Павел был вчера при всем параде: гимнастерка с желтой лычкой на рукаве, на груди медаль, а не обычная планка. Я ему в чем-то завидую. Как я ни рвался на фронт, меня не пустили: ни разу не смог пройти медкомиссию. У меня еще случаются головокружения безо всякой причины и часто побаливает голова. Последнее-то скрыть легко, а вот пройти по прямой с закрытыми глазами или достать до кончика носа – это для меня все еще проблема. Говорят, что последствия контузии все еще дают себя знать и даже сказали, что "не удивляйтесь, если у вас начнутся головные боли". Куда уж мне удивляться! Они меня уже давно мучают, да я никому не говорю.

Я понимаю, что я не годен к службе в действующей. Но все равно на медкомиссии два года назад я со зла выпалил им:

"А знаете, это лучшая форма избежать призыва: рваться в бой, а на комиссии умышленно не смочь пройти с закрытыми глазами по прямой! Смотрите в оба, умный человек об этом догадается!" На это мне председатель комиссии молча постучал пальцем по моей истории болезни…

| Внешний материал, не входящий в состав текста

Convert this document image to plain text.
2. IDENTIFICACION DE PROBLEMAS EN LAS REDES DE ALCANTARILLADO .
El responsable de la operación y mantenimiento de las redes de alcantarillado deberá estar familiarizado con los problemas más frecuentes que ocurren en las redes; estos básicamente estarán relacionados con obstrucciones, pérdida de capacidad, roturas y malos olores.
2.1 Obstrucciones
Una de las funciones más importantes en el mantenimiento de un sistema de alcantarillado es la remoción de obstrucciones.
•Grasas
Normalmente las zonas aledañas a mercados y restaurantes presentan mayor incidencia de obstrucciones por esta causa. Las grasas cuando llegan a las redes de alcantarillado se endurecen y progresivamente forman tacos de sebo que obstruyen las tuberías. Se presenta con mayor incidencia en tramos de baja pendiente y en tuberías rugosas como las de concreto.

Но я все время переживаю, что мне так и не удалось выполнить свой долг перед моими родными, перед моей страной, перед памятью моего отца…

Вечная память!

Тем, кто головы сложил на поле брани… Тем, кто замучен в звериных застенках… Тем, кто погиб от каторжного труда… Тем, чьи души растаяли дымом по небу…



Вечная память вам…

И низкий поклон от нас,

ныне живущих…




Низкий поклон

И от тех, кто родится потом

От нас, ныне живущих…

Вечная память!

И низкий поклон…



Сережа. 1945, 1 июня

Меня послали в пионерский лагерь под Москву. Я в

лагере первый раз, и мне нравится. Все очень интересно, у меня много новых друзей. Мы играем в футбол, ходим купаться на речку. У нас отличные пионервожатые.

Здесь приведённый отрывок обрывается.